Red blood, that blood, red blood
Antes de que admirases a aquella marea roja tragárselo todo... la casona, el jardín, tus ojos; antes de contemplarla crecer entre hilos de saliva y claveles carnívoros; incluso antes de ahogarte en el beso de la diana, la musa vivía encerrada en esos orbes sanpaku, con su fragilidad de doncella trágica. Sunoo. Esos ojos... el mismo augurio crudo y siempre sublime que brindan las aves negras cuando se posan sobre la ventana. Una vez ella te visitó, a través del espejo, incluso si decidiste desconocerla; sin poseer aquellos iris. Pero ahora lo sabes.
En Japón, el folklore dicta que su cuerpo de seda vivirá como las amapolas, como el vuelo de una mariposilla que oscila entre rastros de pólvora, abandonados por muchas balas a su paso. Guerra, o crimen aislado ¿cómo saberlo? Y tú que lo leías como siempreviva; que le desnudaste entre las páginas de tu aguilucho, esbozos de carbón. Al menos, allí, su belleza es eterna. Sunoo, niño de labios sabor fresa, rositas como azucenas; que seduce y luego olvida, sólo para después volverse a tender entre las plantas, cual si fuese la primera vez. Ahora el deseo ante su figura despojada, se esfuma. Un cigarro de hachís que te prohíben fumar, incluso de noche, en soledad, pero que no se antoja, porque hace calor.

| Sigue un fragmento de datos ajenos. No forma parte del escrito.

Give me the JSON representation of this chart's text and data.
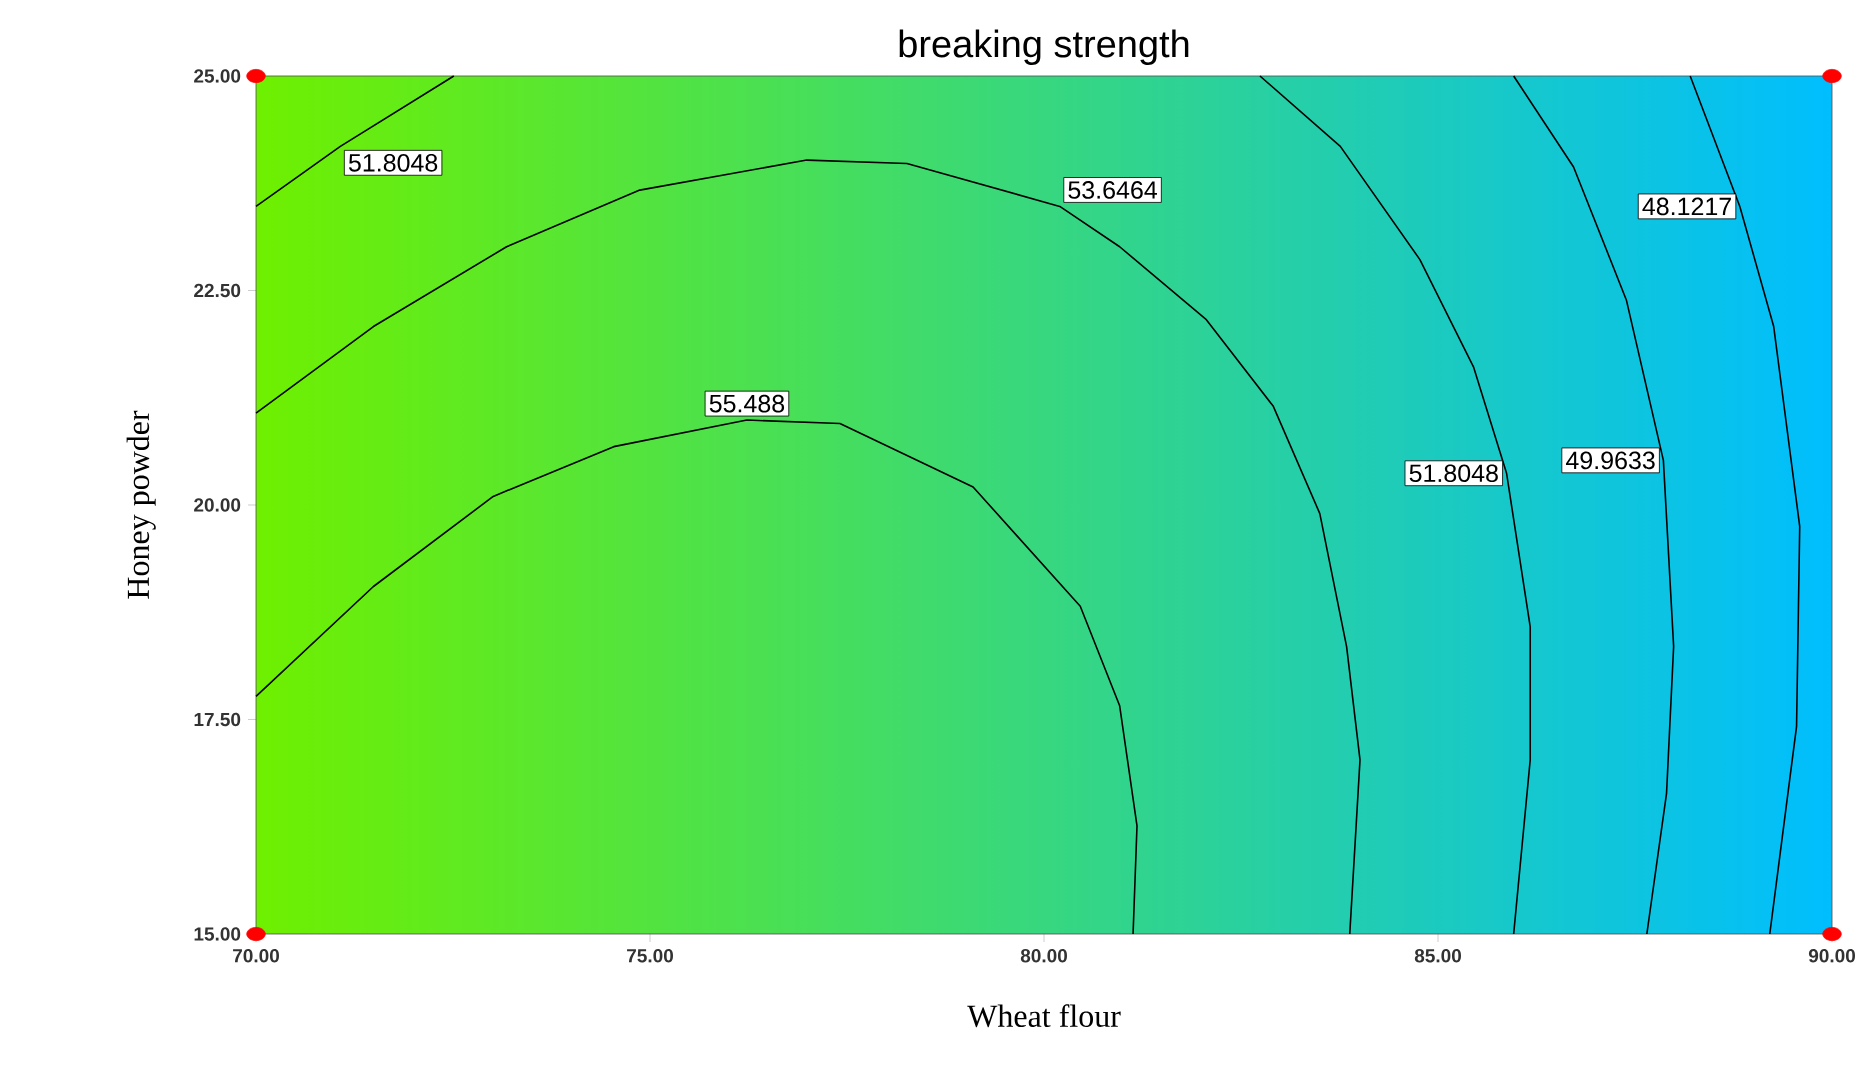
{
  "chart_data": {
    "type": "line",
    "title": "breaking strength",
    "xlabel": "Wheat flour",
    "ylabel": "Honey powder",
    "xlim": [
      70,
      90
    ],
    "ylim": [
      15,
      25
    ],
    "xticks": [
      {
        "value": 70,
        "label": "70.00"
      },
      {
        "value": 75,
        "label": "75.00"
      },
      {
        "value": 80,
        "label": "80.00"
      },
      {
        "value": 85,
        "label": "85.00"
      },
      {
        "value": 90,
        "label": "90.00"
      }
    ],
    "yticks": [
      {
        "value": 15,
        "label": "15.00"
      },
      {
        "value": 17.5,
        "label": "17.50"
      },
      {
        "value": 20,
        "label": "20.00"
      },
      {
        "value": 22.5,
        "label": "22.50"
      },
      {
        "value": 25,
        "label": "25.00"
      }
    ],
    "grid": false,
    "marker": "none",
    "line_style": "solid",
    "series": [
      {
        "name": "55.488",
        "color": "#000000",
        "x": [
          70,
          71.49,
          73.01,
          74.54,
          76.23,
          77.41,
          79.1,
          80.46,
          80.96,
          81.18,
          81.13
        ],
        "values": [
          17.77,
          19.05,
          20.1,
          20.68,
          20.99,
          20.95,
          20.21,
          18.82,
          17.66,
          16.26,
          15.0
        ]
      },
      {
        "name": "53.6464",
        "color": "#000000",
        "x": [
          70,
          71.49,
          73.18,
          74.87,
          76.99,
          78.26,
          80.2,
          80.96,
          82.06,
          82.91,
          83.5,
          83.84,
          84.01,
          83.88
        ],
        "values": [
          21.07,
          22.08,
          23.01,
          23.67,
          24.02,
          23.98,
          23.48,
          23.01,
          22.16,
          21.15,
          19.9,
          18.35,
          17.03,
          15.0
        ]
      },
      {
        "name": "51.8048",
        "color": "#000000",
        "x": [
          70,
          71.07,
          72.51
        ],
        "values": [
          23.48,
          24.18,
          25.0
        ]
      },
      {
        "name": "51.8048",
        "color": "#000000",
        "x": [
          82.74,
          83.76,
          84.77,
          85.45,
          85.87,
          86.17,
          86.17,
          85.96
        ],
        "values": [
          25.0,
          24.18,
          22.86,
          21.61,
          20.37,
          18.58,
          17.03,
          15.0
        ]
      },
      {
        "name": "49.9633",
        "color": "#000000",
        "x": [
          85.96,
          86.72,
          87.39,
          87.86,
          87.99,
          87.9,
          87.65
        ],
        "values": [
          25.0,
          23.94,
          22.39,
          20.52,
          18.35,
          16.64,
          15.0
        ]
      },
      {
        "name": "48.1217",
        "color": "#000000",
        "x": [
          88.2,
          88.83,
          89.26,
          89.59,
          89.55,
          89.21
        ],
        "values": [
          25.0,
          23.48,
          22.08,
          19.75,
          17.42,
          15.0
        ]
      },
      {
        "type": "scatter",
        "marker": "circle",
        "color": "#ff0000",
        "x": [
          70,
          70,
          90,
          90
        ],
        "values": [
          25,
          15,
          25,
          15
        ]
      }
    ]
  }
}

Observas su bosquejo. Es un modelo muy tuyo, similar al que habita en las apariciones diurnas, pero no igual. No gemelo. A veces visita tu alcoba, en puntas de pie, y cae de súbito sobre el colchón, al alcance de tu mano. Estudias la anatomía de los cartílagos en sus rodillas, más arriba, en la espalda desvestida. Pero ¿hace cuánto no realizan el ritual? Incluso si hubo luna rosa hace un par de noches. Tampoco parece importarle, demasiado inmerso en los cielos que crecen dorados, los domingos por la tarde. Y se columpia entre risas bajo aquellos naranjos; caen frutos, estrellas, flores. En el castillo encantado. Atrás, diez largos dedos lo impulsan. Es él. Ese pequeño extranjero como zorrito de nueve colas que reemplaza al sol de noche, y te ilumina, Selene. Eres su reflejo. Es el que corre a tu encuentro, el que besa durante el alba cada durazno del huerto en espera de que, quizás, le correspondas. E incluso si lo niegas, lo haces, escondido. Devuelves con la lengua cada beso inocente, o libidinoso, plantado sobre las bolsas de almíbar. Y así el besuqueo se prolonga por la estación más virginal, mediante lamidas y susurros.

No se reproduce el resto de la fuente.